Court of Appeal Approves Reach-Through Claim
A recent decision of the UK Court of Appeal (FibroGen v Akebia [2021] EWCA Civ 1279) has provided clarification on the assessment of sufficiency for claims directed to a medical use of a functionally-defined compound. In doing so, the Court found a "reach-through" claim to be sufficient, even though it may cover the use of compounds that have not yet been invented.
The key claims related to use of a compound for treating anaemia. The compound was defined partly in structural terms (a very broadly defined class of carboxamides) and partly in functional terms (requiring that the compound "inhibits [HIF-PH] enzyme activity [… and increases] endogenous erythropoietin"). The functional terms therefore identified the so-called therapeutic target considered to embody the mechanism of action of the compound.
At first instance, the claims were found to be insufficient both for lack of plausibility and for placing an undue burden on the skilled person. It was held that the skilled person must both be able reasonably to predict that substantially all compounds that satisfy the structural definition will have therapeutic efficacy, and also be able to "identify substantially all compounds covered by the claim without undue burden" (a formidable prospect given the breadth of the structural definition).

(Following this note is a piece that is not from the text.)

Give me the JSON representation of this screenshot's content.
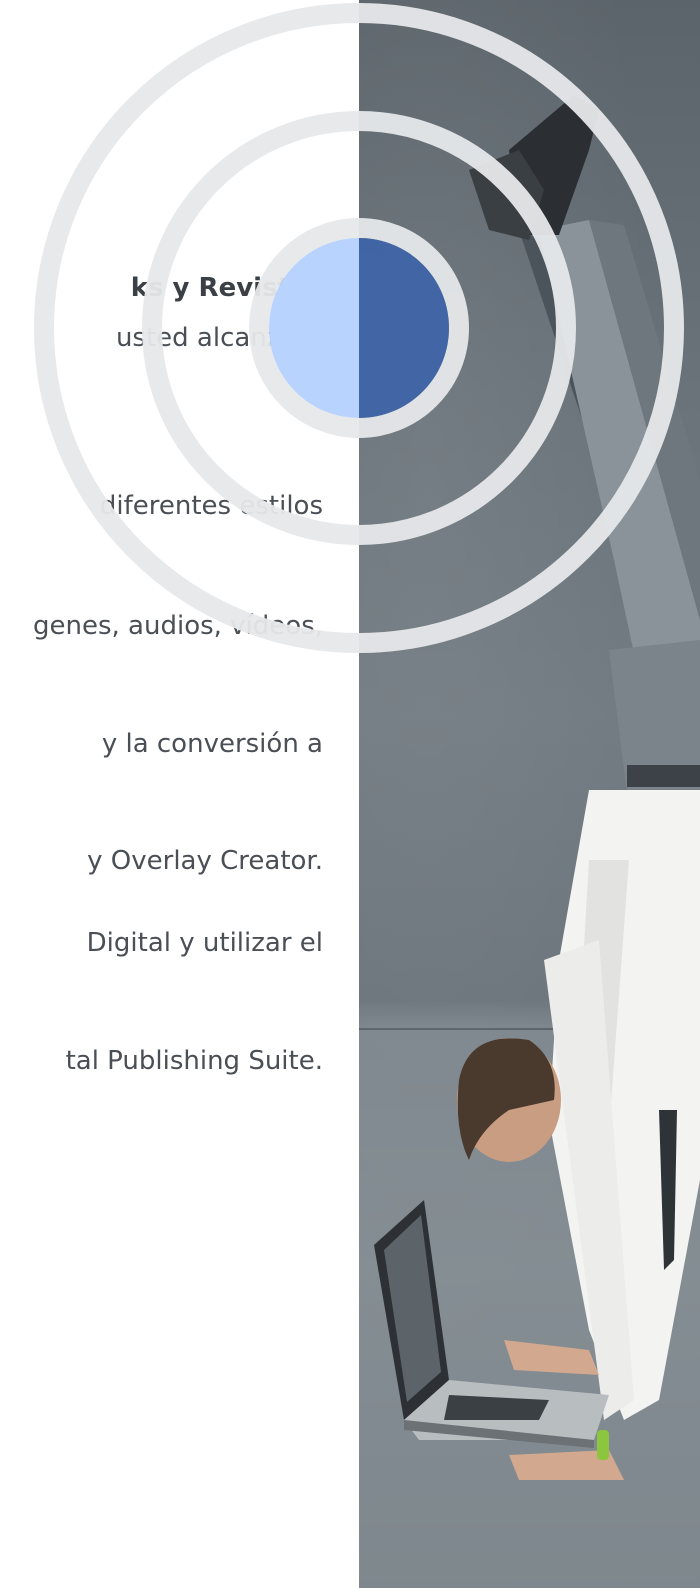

In overturning the first instance judgement on plausibility, the appeal decision sets out a three-step test: a first step of identifying what falls within the scope of a claim; a second step of determining what it means to say the invention works; and a third step of assessing whether the invention can reasonably be predicted to work with substantially everything falling within the scope of the claim. Once the scope of the claims at issue was properly interpreted as including the functional limitations, it was reasonable to predict that therapeutic efficacy would be achieved (i.e., the invention would "work") for substantially all specific compounds satisfying the combination of structural and functional requirements.
Turning to undue burden, the "right test" is defined as follows: "If one has a claim with a functional feature which defines the claimed compounds, or a mix of such structural and functional features, it must be possible, without undue burden, both to identify compounds which satisfy the relevant test, and to find out whether any given compound satisfies the test."

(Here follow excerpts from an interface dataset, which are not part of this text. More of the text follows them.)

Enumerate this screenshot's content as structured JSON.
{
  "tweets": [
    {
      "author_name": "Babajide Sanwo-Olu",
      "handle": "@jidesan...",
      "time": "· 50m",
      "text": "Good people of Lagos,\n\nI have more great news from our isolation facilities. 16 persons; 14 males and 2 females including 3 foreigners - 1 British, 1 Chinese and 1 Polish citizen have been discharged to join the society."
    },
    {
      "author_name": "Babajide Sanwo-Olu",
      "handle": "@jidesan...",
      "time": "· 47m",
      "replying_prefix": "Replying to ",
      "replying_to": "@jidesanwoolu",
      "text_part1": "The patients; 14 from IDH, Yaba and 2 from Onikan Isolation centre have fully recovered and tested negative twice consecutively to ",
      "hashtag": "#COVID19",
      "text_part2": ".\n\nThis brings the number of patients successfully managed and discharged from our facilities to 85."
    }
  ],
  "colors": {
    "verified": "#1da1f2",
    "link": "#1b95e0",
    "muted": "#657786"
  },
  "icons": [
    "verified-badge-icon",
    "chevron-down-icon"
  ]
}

Importantly, it is not necessary to establish that the skilled person can readily identify substantially all active compounds. Rather, it suffices that the skilled person can identify "some compounds beyond those named in the patent" and that it is possible "to work substantially anywhere within the whole claim". The evidence in this case indicated that these requirements were satisfied, and hence the claims were held to be sufficient.

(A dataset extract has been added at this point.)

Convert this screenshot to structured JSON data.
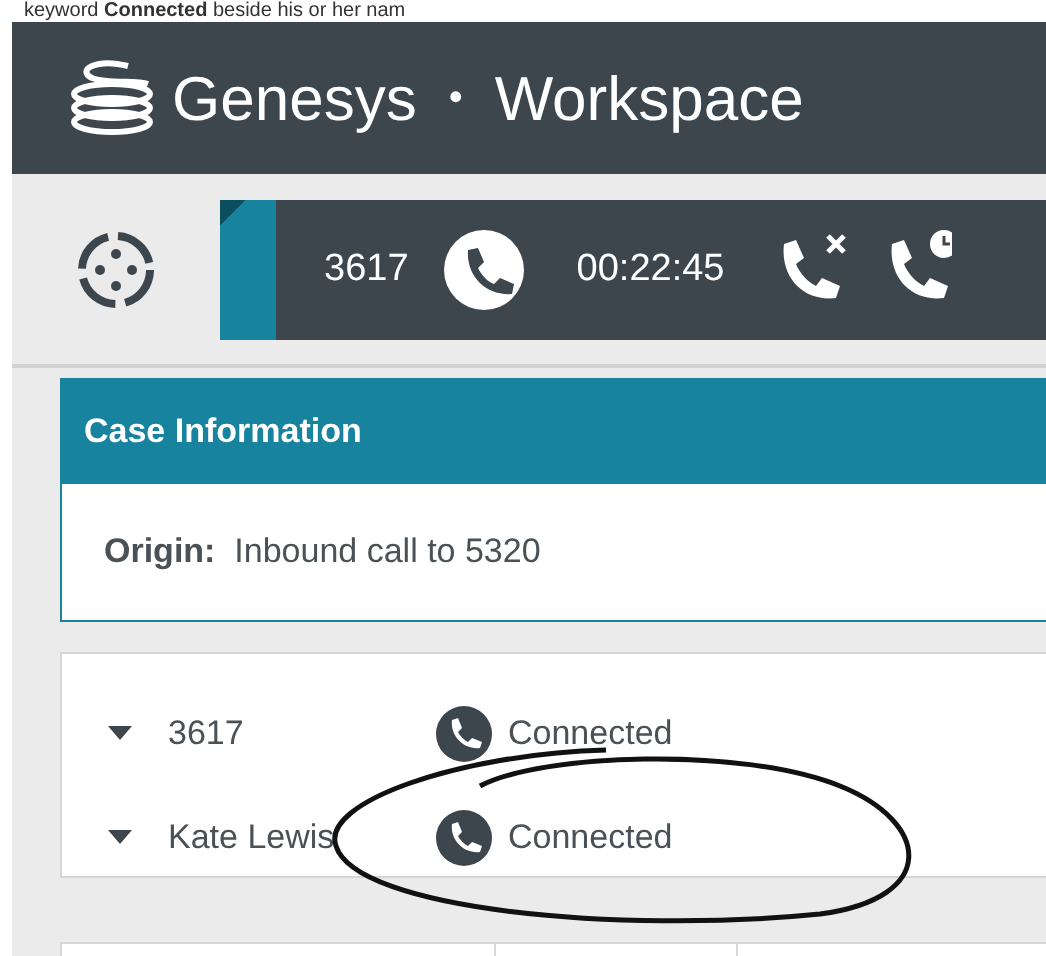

The judgement therefore endorses an approach where sufficiency of disclosure is assessed in accordance with its technical contribution (in this case, a combination of structural terms and functional terms embodying the biological mechanism of action), rather than one that over-stresses a claim's breath or the amount of routine experimental work involved to validate all of its potential embodiments. This may be a welcome outcome to innovators in the life science and pharmaceutical fields, especially in circumstances where a technical contribution provided by an invention involves discovery of a new therapeutic target.